Makaron z truskawkami, pampuchy od babci, oranżada czy jabłka i śliwki skradzione "na szaber" od sąsiada. To tylko niektóre przykłady smaków z dzieciństwa, które wspominamy po latach. Co jeszcze królowało na stołach w czasach, gdy byliśmy mali? Zapytaliśmy mieszkańców Trójmiasta o ich kulinarne wspomnienia.



Przedszkola w Trójmieście


Czy dobrze pamiętasz smaki swojego dzieciństwa?

Sklepy wypełnione słodyczami i szybkimi przekąskami, automaty w każdym biurze i szkole, knajpki na każdej ulicy i nieograniczony dostęp do fast foodów - dzisiaj dostęp do jedzenia i słodyczy jest niezwykle łatwy, łatwiejszy niż kiedykolwiek. Jednak jeszcze kilkanaście czy kilkadziesiąt lat temu wyglądało to zupełnie inaczej. Posiłki opierały się głównie na bazie nieprzetworzonych produktów, można zaryzykować stwierdzenie, że jedzono skromniej, ale zdrowiej.

Prawdopodobnie każdy z nas ma swoje wyjątkowe wspomnienia związane z przysmakami z czasów młodości. Wiele z nich to pierwsze szkolne lub przedszkolne posiłki, ulubione dania, ale także znienawidzone potrawy, na myśl o których nadal może robić się słabo. Zapytaliśmy mieszkańców Gdańska, Sopotu i Gdyni, co najbardziej zapadło im w pamięć.

Czytaj też: Telegram w butelce sprzed 50 lat odnaleziono w murach remontowanego dworca

- Moje smaki dzieciństwa przypadają na lata 60. - wspomina Maria z Gdańska. - Są to przede wszystkim chleb polany kawą Turek i posypany cukrem. Czasami w innej wersji, z kwaśną śmietaną i cukrem.

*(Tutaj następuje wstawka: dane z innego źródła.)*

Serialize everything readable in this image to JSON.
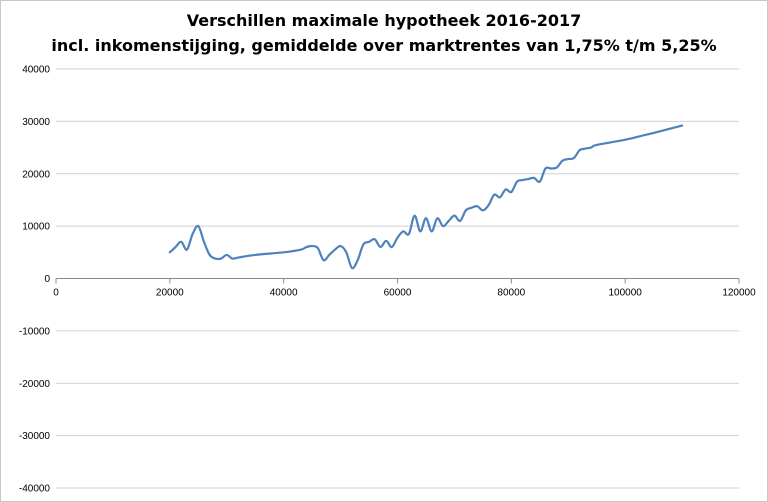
{
  "chart_data": {
    "type": "line",
    "title_lines": [
      "Verschillen maximale hypotheek 2016-2017",
      "incl. inkomenstijging,  gemiddelde over marktrentes  van 1,75% t/m 5,25%"
    ],
    "xlabel": "",
    "ylabel": "",
    "xlim": [
      0,
      120000
    ],
    "ylim": [
      -40000,
      40000
    ],
    "x_ticks": [
      "0",
      "20000",
      "40000",
      "60000",
      "80000",
      "100000",
      "120000"
    ],
    "y_ticks": [
      "40000",
      "30000",
      "20000",
      "10000",
      "0",
      "-10000",
      "-20000",
      "-30000",
      "-40000"
    ],
    "grid": "horizontal",
    "legend": "none",
    "series": [
      {
        "color": "#4f81bd",
        "x": [
          20000,
          21000,
          22000,
          23000,
          24000,
          25000,
          26000,
          27000,
          28000,
          29000,
          30000,
          31000,
          32000,
          35000,
          40000,
          43000,
          44000,
          45000,
          46000,
          47000,
          48000,
          49000,
          50000,
          51000,
          52000,
          53000,
          54000,
          55000,
          56000,
          57000,
          58000,
          59000,
          60000,
          61000,
          62000,
          63000,
          64000,
          65000,
          66000,
          67000,
          68000,
          69000,
          70000,
          71000,
          72000,
          73000,
          74000,
          75000,
          76000,
          77000,
          78000,
          79000,
          80000,
          81000,
          82000,
          83000,
          84000,
          85000,
          86000,
          87000,
          88000,
          89000,
          90000,
          91000,
          92000,
          93000,
          94000,
          95000,
          100000,
          105000,
          110000
        ],
        "y": [
          5000,
          6000,
          7000,
          5500,
          8500,
          10000,
          7000,
          4500,
          3800,
          3800,
          4500,
          3800,
          4000,
          4500,
          5000,
          5500,
          6000,
          6200,
          5800,
          3500,
          4500,
          5500,
          6200,
          5000,
          2000,
          3500,
          6500,
          7000,
          7500,
          6000,
          7200,
          6000,
          7800,
          9000,
          8500,
          12000,
          9000,
          11500,
          9000,
          11500,
          10000,
          11000,
          12000,
          11000,
          13000,
          13500,
          13800,
          13000,
          14000,
          16000,
          15500,
          17000,
          16500,
          18500,
          18800,
          19000,
          19200,
          18500,
          21000,
          21000,
          21200,
          22500,
          22800,
          23000,
          24500,
          24800,
          25000,
          25500,
          26500,
          27800,
          29200
        ]
      }
    ]
  }
}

To także bułka ze smalcem domowej roboty i solą, a do tego jabłko, czyli kwaśna "papierówka" prosto z jabłonki z ogródka. Oczywiście był też placek drożdżowy z rodzynkami, którym pachniał cały dom w sobotę po przyjściu ze szkoły. Nie zapomnę lodów Eskimos kupowanych na ul. Wyspiańskiego we Wrzeszczu. Była też oranżada od Cyrsona z budki z warzywami, którą wspominał również Paweł Huelle w książce "Weiser Dawidek". Zimą stawialiśmy ją za piecem kaflowym, żeby się ogrzała. A na koniec jabłko, tak zwana "zimówka", czyli pieczone w piecu.
Są dzieci, które na posiłki przychodzą z radością, lubią próbować nieznanych potraw i łatwo przekonują się do nowych smaków. Są również takie, które potrzebują znacznie więcej czasu i cierpliwości, dlatego szybko zostają okrzyknięte "niejadkiem". Są dzieci, które na posiłki przychodzą z radością, lubią próbować nieznanych potraw i łatwo przekonują się do nowych smaków. Są również takie, które potrzebują znacznie więcej czasu i cierpliwości, dlatego szybko zostają okrzyknięte "niejadkiem".
- Ja się zawsze na śniadanie w przedszkolu spóźniałam, bo nie liczyliśmy czasu rano i w przedszkolu lądowałam, gdy ze śniadania zostawało dosłownie kilka kanapek - opowiada Dominika, która do przedszkola chodziła w latach 90. - Pamiętam, że kanapki były z pastą jajeczną i choć dawniej jej nie lubiłam, to dziś z chęcią bym takie kanapki zjadła. Do tego pamiętam naleśniki serwowane wyłącznie w piątki, bo przestrzegano postu. Było też kakao i kompot. Do tego chyba najfajniejsze jest wspomnienie zapachu świeżej zupy czy kotletów, który niósł się przez całe przedszkole. Zawsze na mnie wrażenie robił ten gigantyczny gar z zupą i z ogromną chochlą w kuchni, gdy zaglądałam tam ukradkiem.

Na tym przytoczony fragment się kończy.